I had tried this meditation a few times without success, but I was desperate for healing. The next day, I quietly meditated on the powerful words, “We offer our testimony of the reality of His matchless life and the infinite virtue of His great atoning sacrifice.”2 A thrill ran through me as I began to ponder the testimony of our great Healer and knew that I had found comfort and peace in my soul.
As we study the scriptures in order to emulate Jesus in His works of healing, we read of Jesus doing one thing over and over: He paid attention to those around Him.
Christ noticed people. He spoke with the Samaritan woman despite cultural taboos. He took time to bless the children. He ate with publicans and sinners and ministered to lepers and outcasts. He gave His attention to each.
As followers of Christ seeking to learn His healer’s art, we can begin to look upon people with the eyes of Christ. We can take the time to say hello, to smile, to ask about their day. We may never know the healing balm that our efforts may be to those around us who are lonely, depressed, sick, weak, or suffering. Even simple gestures of love can have a powerful influence.
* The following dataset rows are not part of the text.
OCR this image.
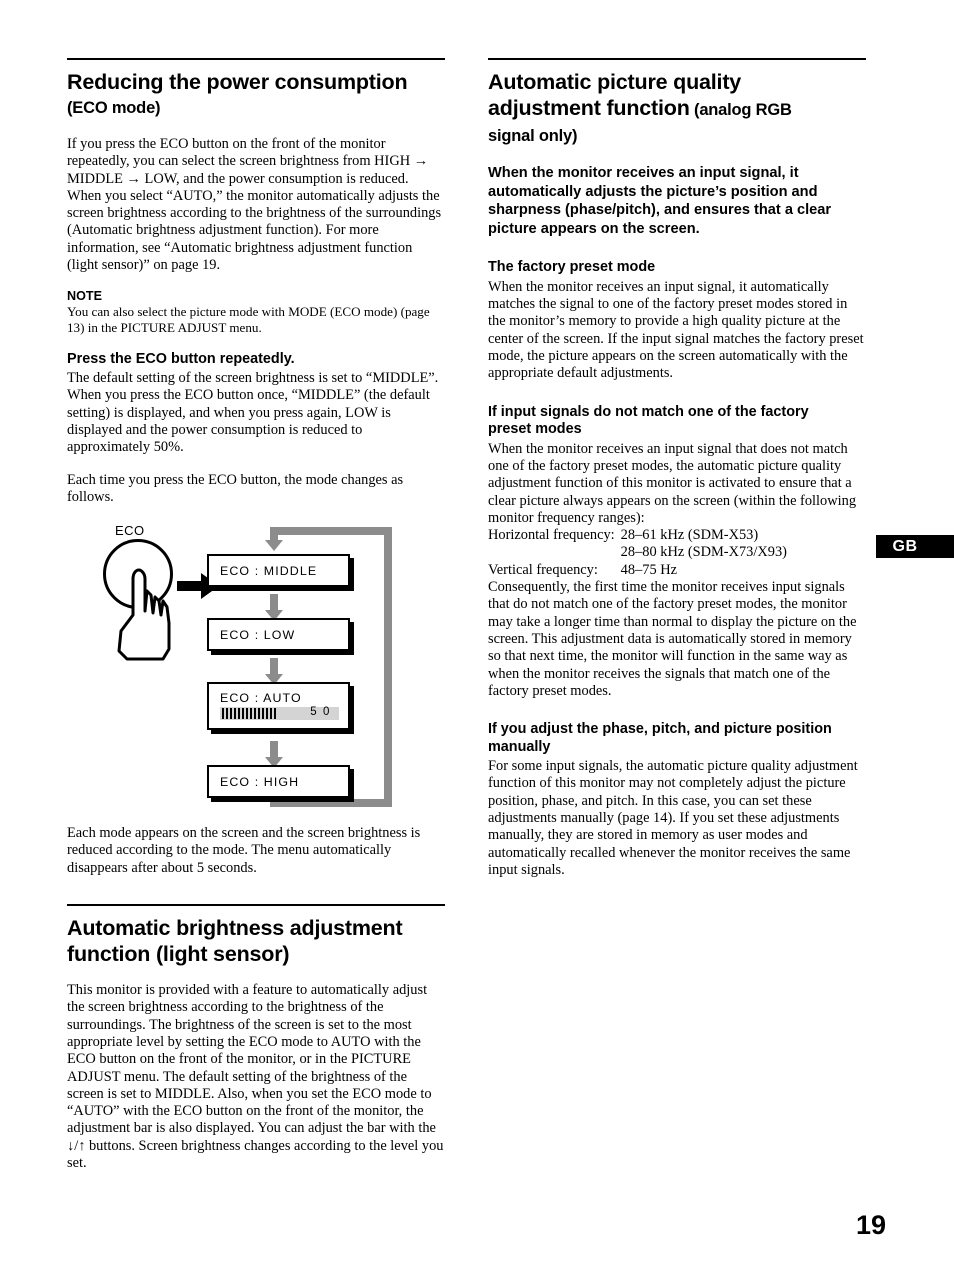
Reducing the power consumption
(ECO mode)

If you press the ECO button on the front of the monitor repeatedly, you can select the screen brightness from HIGH → MIDDLE → LOW, and the power consumption is reduced. When you select “AUTO,” the monitor automatically adjusts the screen brightness according to the brightness of the surroundings (Automatic brightness adjustment function). For more information, see “Automatic brightness adjustment function (light sensor)” on page 19.

NOTE

You can also select the picture mode with MODE (ECO mode) (page 13) in the PICTURE ADJUST menu.

Press the ECO button repeatedly.

The default setting of the screen brightness is set to “MIDDLE”. When you press the ECO button once, “MIDDLE” (the default setting) is displayed, and when you press again, LOW is displayed and the power consumption is reduced to approximately 50%.

Each time you press the ECO button, the mode changes as follows.

ECO
ECO : MIDDLE
ECO : LOW
ECO : AUTO
5 0
ECO : HIGH

Each mode appears on the screen and the screen brightness is reduced according to the mode. The menu automatically disappears after about 5 seconds.

Automatic brightness adjustment
function (light sensor)

This monitor is provided with a feature to automatically adjust the screen brightness according to the brightness of the surroundings. The brightness of the screen is set to the most appropriate level by setting the ECO mode to AUTO with the ECO button on the front of the monitor, or in the PICTURE ADJUST menu. The default setting of the brightness of the screen is set to MIDDLE. Also, when you set the ECO mode to “AUTO” with the ECO button on the front of the monitor, the adjustment bar is also displayed. You can adjust the bar with the ↓/↑ buttons. Screen brightness changes according to the level you set.

Automatic picture quality
adjustment function (analog RGB
signal only)

When the monitor receives an input signal, it automatically adjusts the picture’s position and sharpness (phase/pitch), and ensures that a clear picture appears on the screen.

The factory preset mode

When the monitor receives an input signal, it automatically matches the signal to one of the factory preset modes stored in the monitor’s memory to provide a high quality picture at the center of the screen. If the input signal matches the factory preset mode, the picture appears on the screen automatically with the appropriate default adjustments.

If input signals do not match one of the factory
preset modes

When the monitor receives an input signal that does not match one of the factory preset modes, the automatic picture quality adjustment function of this monitor is activated to ensure that a clear picture always appears on the screen (within the following monitor frequency ranges):

Horizontal frequency:	28–61 kHz (SDM-X53)
	28–80 kHz (SDM-X73/X93)
Vertical frequency:	48–75 Hz

Consequently, the first time the monitor receives input signals that do not match one of the factory preset modes, the monitor may take a longer time than normal to display the picture on the screen. This adjustment data is automatically stored in memory so that next time, the monitor will function in the same way as when the monitor receives the signals that match one of the factory preset modes.

If you adjust the phase, pitch, and picture position
manually

For some input signals, the automatic picture quality adjustment function of this monitor may not completely adjust the picture position, phase, and pitch. In this case, you can set these adjustments manually (page 14). If you set these adjustments manually, they are stored in memory as user modes and automatically recalled whenever the monitor receives the same input signals.

GB
19
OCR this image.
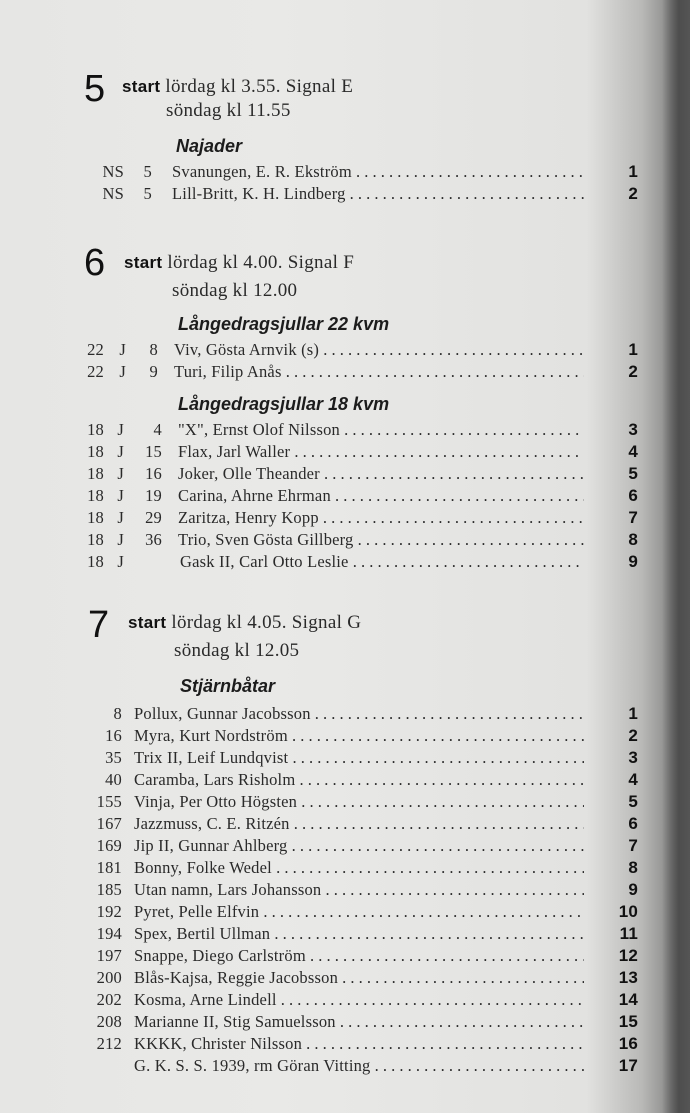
5 start lördag kl 3.55. Signal E
söndag kl 11.55
Najader
NS	5 Svanungen, E. R. Ekström . . .	1
NS	5 Lill-Britt, K. H. Lindberg . . .	2
6 start lördag kl 4.00. Signal F
söndag kl 12.00
Långedragsjullar 22 kvm
22 J	8 Viv, Gösta Arnvik (s) . . .	1
22 J	9 Turi, Filip Anås . . .	2
Långedragsjullar 18 kvm
18 J	4 "X", Ernst Olof Nilsson . . .	3
18 J	15 Flax, Jarl Waller . . .	4
18 J	16 Joker, Olle Theander . . .	5
18 J	19 Carina, Ahrne Ehrman . . .	6
18 J	29 Zaritza, Henry Kopp . . .	7
18 J	36 Trio, Sven Gösta Gillberg . . .	8
18 J	Gask II, Carl Otto Leslie . . .	9
7 start lördag kl 4.05. Signal G
söndag kl 12.05
Stjärnbåtar
8 Pollux, Gunnar Jacobsson . . .	1
16 Myra, Kurt Nordström . . .	2
35 Trix II, Leif Lundqvist . . .	3
40 Caramba, Lars Risholm . . .	4
155 Vinja, Per Otto Högsten . . .	5
167 Jazzmuss, C. E. Ritzén . . .	6
169 Jip II, Gunnar Ahlberg . . .	7
181 Bonny, Folke Wedel . . .	8
185 Utan namn, Lars Johansson . . .	9
192 Pyret, Pelle Elfvin . . .	10
194 Spex, Bertil Ullman . . .	11
197 Snappe, Diego Carlström . . .	12
200 Blås-Kajsa, Reggie Jacobsson . . .	13
202 Kosma, Arne Lindell . . .	14
208 Marianne II, Stig Samuelsson . . .	15
212 KKKK, Christer Nilsson . . .	16
G. K. S. S. 1939, rm Göran Vitting . . .	17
As we do the works of Christ and participate in the healing of others, great blessings will flow. As Christ stated, “Inasmuch as ye have done it unto one of the least of these my brethren, ye have done it unto me” (Matthew 25:40). To Him who healed each of us, to Him who has wrapped us in His loving arms more times than we even know, to Him who has offered us the healing balm of His Atonement, we can offer our small efforts to help heal our brothers and sisters. This is truly the healer’s art.